Both Eli Manning of the Giants and Matt Ryan of the Falcons have established franchise records for passing yardage this season. Manning passed for 4,933 yards and had a franchise record eight 300+ yard games while throwing 29 touchdown passes, 16 interceptions and compiling a 92.9 passer rating. He led five fourth-quarter come-from-behind victories and set an NFL record with 15 fourth-quarter touchdown passes. Ryan passed for an Atlanta record 4,177 yards while compiling 29 touchdowns, 12 interceptions and a 92.2 passer rating.
The difference here is postseason success. Manning has a ring, while Ryan has only two postseason losses, four interceptions and a 71.2 passer rating on his resume.
The Falcons have Michael Turner, who rushed for 1,340 yards -- his third season in the last four with at least 1,300 yards. Turner is by far the best running back in this game, and a guy the Giants will have to control. His primary backup is Jason Snelling, who has 44 carries this season and 26 receptions.
The Giants have Ahmad Bradshaw (659 yards, 3.9 yards per carry), Brandon Jacobs (571 yards, 3.8 per carry) and D.J. Ware (3.5 yards per carry and 27 receptions as primarily a third-down back).
Atlanta's Tony Gonzalez is a five-time first-team All-Pro and 12-time Pro Bowler who is heading to the Hall of Fame. At 35, though, Gonzalez still has a lot in the tank. He caught 80 passes this season, seven for touchdowns.
For the Giants, it will be nice if first-year starter Jake Ballard (38 catches in 14 games) is able to play. That will help the Giants' passing attack and their running game. If he can't play due to the knee injury that sidelined him the final two weeks of the season, Bear Pascoe and Travis Beckum will split time.
The Giants have the dynamic duo of the record-setting Victor Cruz (82 catches, a franchise-best 1,536 yards and nine touchdowns) and Hakeem Nicks (76 catches, 1,192 yards, seven touchdowns). The third receiver is Mario Manningham, an inconsistent but talented play-maker. The Giants have lived by the big play all season, and Cruz and Nicks have provided most of them.
Atlanta has Roddy White, who caught 100 balls for 1,296 yards and eight touchdowns this season and play-making rookie Julio Jones (54 catches, 959 yards, eight touchdowns).
Advantage: Giants (slightly)
The Giants' line has been a sore spot much of the season. Free-agent center David Baas has not met expectations, starting left tackle Will Beatty is lost for the season, David Diehl has struggled at both guard and tackle, Chris Snee has had a sub-par season and Kareem McKenzie appears to be showing signs of age.

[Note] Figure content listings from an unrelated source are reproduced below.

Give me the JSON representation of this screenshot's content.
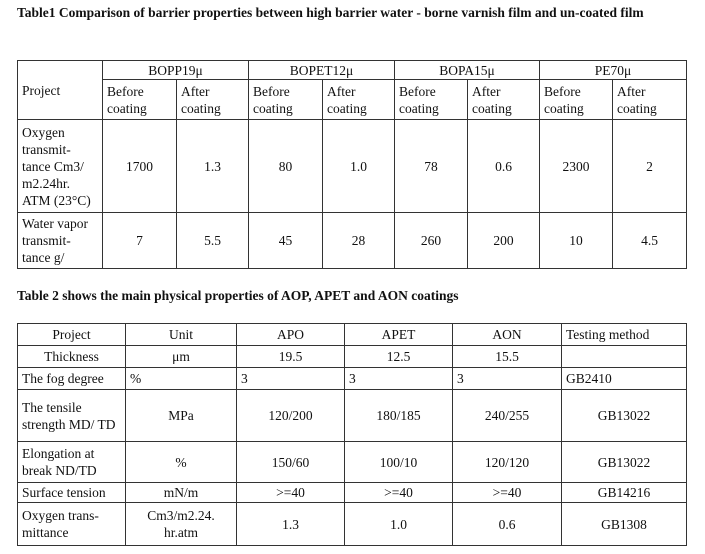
{
  "table1": {
    "title": "Table1 Comparison of barrier properties between high barrier water - borne varnish film and un-coated film",
    "project_label": "Project",
    "films": [
      "BOPP19μ",
      "BOPET12μ",
      "BOPA15μ",
      "PE70μ"
    ],
    "before_label": "Before coating",
    "after_label": "After coating",
    "rows": [
      {
        "label": "Oxygen transmit-tance Cm3/ m2.24hr. ATM (23°C)",
        "values": [
          "1700",
          "1.3",
          "80",
          "1.0",
          "78",
          "0.6",
          "2300",
          "2"
        ]
      },
      {
        "label": "Water vapor transmit-tance g/",
        "values": [
          "7",
          "5.5",
          "45",
          "28",
          "260",
          "200",
          "10",
          "4.5"
        ]
      }
    ]
  },
  "table2": {
    "title": "Table 2 shows the main physical properties of AOP, APET and AON coatings",
    "headers": [
      "Project",
      "Unit",
      "APO",
      "APET",
      "AON",
      "Testing method"
    ],
    "rows": [
      [
        "Thickness",
        "μm",
        "19.5",
        "12.5",
        "15.5",
        ""
      ],
      [
        "The fog degree",
        "%",
        "3",
        "3",
        "3",
        "GB2410"
      ],
      [
        "The tensile strength MD/ TD",
        "MPa",
        "120/200",
        "180/185",
        "240/255",
        "GB13022"
      ],
      [
        "Elongation at break ND/TD",
        "%",
        "150/60",
        "100/10",
        "120/120",
        "GB13022"
      ],
      [
        "Surface tension",
        "mN/m",
        ">=40",
        ">=40",
        ">=40",
        "GB14216"
      ],
      [
        "Oxygen trans-mittance",
        "Cm3/m2.24. hr.atm",
        "1.3",
        "1.0",
        "0.6",
        "GB1308"
      ]
    ]
  }
}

All that said, the line has played better in recent weeks. The Giants are ranked 28th in the league in run-blocking efficiency and sixth in the league in pass-blocking efficiency by Football Outsiders.
Atlanta's line will face a task of handling New York's vaunted pass rush (48 sacks, third in the league). The Falcons are ranked 27th in the league in run-blocking efficiency and seventh in the league in pass-blocking efficiency.